Last week, the government set out how it planned to spend a $50-million top-up to this year’s funding for the National Institutes of Health (NIH) in Bethesda, Maryland, announced in February as part of a bid to “prevent and effectively treat Alzheimer’s disease by 2025”.

Of the top ten leading causes of death in the United States, Alzheimer’s disease — which ranks sixth — is particularly devastating in that there is no cure, no way to prevent it and no proven way to slow its progression.

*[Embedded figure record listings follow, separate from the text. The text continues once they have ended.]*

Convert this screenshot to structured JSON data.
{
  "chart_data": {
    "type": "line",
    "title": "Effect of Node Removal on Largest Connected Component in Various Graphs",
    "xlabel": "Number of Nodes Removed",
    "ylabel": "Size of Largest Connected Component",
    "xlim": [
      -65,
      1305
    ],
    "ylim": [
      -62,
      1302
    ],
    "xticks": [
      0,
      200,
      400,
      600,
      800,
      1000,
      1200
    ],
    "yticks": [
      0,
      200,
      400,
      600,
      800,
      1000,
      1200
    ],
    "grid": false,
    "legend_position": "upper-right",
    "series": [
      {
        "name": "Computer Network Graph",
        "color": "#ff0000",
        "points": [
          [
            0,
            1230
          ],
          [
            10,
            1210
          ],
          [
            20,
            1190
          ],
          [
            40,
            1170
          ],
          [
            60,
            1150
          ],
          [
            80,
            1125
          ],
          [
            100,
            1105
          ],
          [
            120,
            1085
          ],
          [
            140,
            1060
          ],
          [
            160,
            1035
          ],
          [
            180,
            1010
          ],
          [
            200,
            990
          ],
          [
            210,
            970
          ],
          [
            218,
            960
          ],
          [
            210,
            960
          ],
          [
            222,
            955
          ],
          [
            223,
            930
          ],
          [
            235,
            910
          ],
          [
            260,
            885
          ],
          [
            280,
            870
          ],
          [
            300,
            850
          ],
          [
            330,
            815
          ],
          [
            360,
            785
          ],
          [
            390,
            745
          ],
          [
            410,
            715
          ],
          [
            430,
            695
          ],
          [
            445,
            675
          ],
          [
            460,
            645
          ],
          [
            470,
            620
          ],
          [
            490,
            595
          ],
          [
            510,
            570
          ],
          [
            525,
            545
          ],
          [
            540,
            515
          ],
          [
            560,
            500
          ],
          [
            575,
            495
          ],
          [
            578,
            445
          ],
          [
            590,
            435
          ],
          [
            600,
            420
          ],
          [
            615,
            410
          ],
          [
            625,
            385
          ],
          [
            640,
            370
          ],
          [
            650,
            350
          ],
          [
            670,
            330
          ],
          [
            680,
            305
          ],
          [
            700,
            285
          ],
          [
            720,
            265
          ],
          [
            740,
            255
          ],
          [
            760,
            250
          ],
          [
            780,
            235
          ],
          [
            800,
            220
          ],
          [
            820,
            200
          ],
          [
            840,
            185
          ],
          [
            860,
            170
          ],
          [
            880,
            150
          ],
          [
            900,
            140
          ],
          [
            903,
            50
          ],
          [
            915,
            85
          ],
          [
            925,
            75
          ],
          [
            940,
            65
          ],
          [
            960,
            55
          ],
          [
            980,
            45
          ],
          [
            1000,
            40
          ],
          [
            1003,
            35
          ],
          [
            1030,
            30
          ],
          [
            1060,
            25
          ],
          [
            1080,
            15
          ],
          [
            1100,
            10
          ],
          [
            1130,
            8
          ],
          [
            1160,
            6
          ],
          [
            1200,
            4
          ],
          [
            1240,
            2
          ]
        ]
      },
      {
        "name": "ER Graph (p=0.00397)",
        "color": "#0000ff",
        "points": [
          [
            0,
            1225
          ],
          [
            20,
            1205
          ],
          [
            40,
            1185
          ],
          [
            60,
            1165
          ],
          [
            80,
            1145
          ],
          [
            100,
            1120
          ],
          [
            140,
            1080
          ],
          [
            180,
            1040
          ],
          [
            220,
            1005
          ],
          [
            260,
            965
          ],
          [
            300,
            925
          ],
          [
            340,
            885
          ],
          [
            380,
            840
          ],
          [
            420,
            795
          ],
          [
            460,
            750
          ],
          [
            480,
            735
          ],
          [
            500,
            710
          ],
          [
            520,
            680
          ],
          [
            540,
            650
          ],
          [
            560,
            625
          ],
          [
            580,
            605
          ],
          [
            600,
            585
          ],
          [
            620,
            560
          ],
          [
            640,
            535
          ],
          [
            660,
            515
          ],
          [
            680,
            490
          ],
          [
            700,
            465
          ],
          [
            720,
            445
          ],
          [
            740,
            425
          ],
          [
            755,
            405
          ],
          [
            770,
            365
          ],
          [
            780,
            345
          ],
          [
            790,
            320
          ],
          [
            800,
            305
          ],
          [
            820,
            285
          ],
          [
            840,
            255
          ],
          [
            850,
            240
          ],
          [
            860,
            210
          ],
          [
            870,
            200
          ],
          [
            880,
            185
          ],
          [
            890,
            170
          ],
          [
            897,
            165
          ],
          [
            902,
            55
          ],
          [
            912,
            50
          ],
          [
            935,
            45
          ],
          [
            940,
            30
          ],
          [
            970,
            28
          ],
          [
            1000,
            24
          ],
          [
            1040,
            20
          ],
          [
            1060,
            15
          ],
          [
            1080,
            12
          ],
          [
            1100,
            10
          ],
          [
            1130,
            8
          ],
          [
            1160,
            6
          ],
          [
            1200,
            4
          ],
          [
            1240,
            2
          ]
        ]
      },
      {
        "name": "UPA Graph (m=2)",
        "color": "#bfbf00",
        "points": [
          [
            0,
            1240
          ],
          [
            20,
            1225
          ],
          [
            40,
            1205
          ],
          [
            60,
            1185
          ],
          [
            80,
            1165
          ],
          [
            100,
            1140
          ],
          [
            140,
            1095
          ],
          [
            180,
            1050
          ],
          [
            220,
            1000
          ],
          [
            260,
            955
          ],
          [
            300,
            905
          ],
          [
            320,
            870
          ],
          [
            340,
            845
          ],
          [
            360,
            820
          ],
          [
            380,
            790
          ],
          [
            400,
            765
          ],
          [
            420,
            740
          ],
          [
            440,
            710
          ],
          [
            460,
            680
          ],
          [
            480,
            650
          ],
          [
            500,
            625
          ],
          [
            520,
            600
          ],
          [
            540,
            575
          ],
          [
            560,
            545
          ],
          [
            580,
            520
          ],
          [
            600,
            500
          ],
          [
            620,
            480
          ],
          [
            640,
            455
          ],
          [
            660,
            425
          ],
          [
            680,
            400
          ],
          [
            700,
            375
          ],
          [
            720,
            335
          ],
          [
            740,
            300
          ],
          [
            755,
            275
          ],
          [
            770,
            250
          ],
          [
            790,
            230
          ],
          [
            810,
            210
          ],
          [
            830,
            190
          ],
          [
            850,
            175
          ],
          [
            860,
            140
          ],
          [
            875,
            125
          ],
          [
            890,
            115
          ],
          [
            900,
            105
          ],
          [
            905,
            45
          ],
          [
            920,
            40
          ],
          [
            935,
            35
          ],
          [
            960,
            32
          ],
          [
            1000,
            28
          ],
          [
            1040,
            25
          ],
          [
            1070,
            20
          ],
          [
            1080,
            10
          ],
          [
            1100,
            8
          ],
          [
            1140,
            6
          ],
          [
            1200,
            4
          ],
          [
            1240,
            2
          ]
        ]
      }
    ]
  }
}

And with at least 11 million Americans expected to have the disease by the middle of the century (see ‘Degeneration generation’) — boosting the annual costs of health care to more than US$1 trillion — the US government is anxiously looking to researchers to improve the prognosis.

“We really have all the pieces we need to move forward in the development of effective therapeutics,” says Paul Aisen, a neuro­scientist at the University of California, San Diego, and director of the Alzheimer’s Disease Cooperative Study — a 21-year-old programme of government-funded clinical studies aimed at developing Alzheimer’s treatments. “The missing piece right now is the money.”

The first test of a follow-up will come later this year as Congress wrestles over the administration’s 2013 budget request for the NIH. Included in the request is an additional $80 million for Alzheimer’s research. Proponents say that a failure to adequately fund research today will only lead to higher costs later.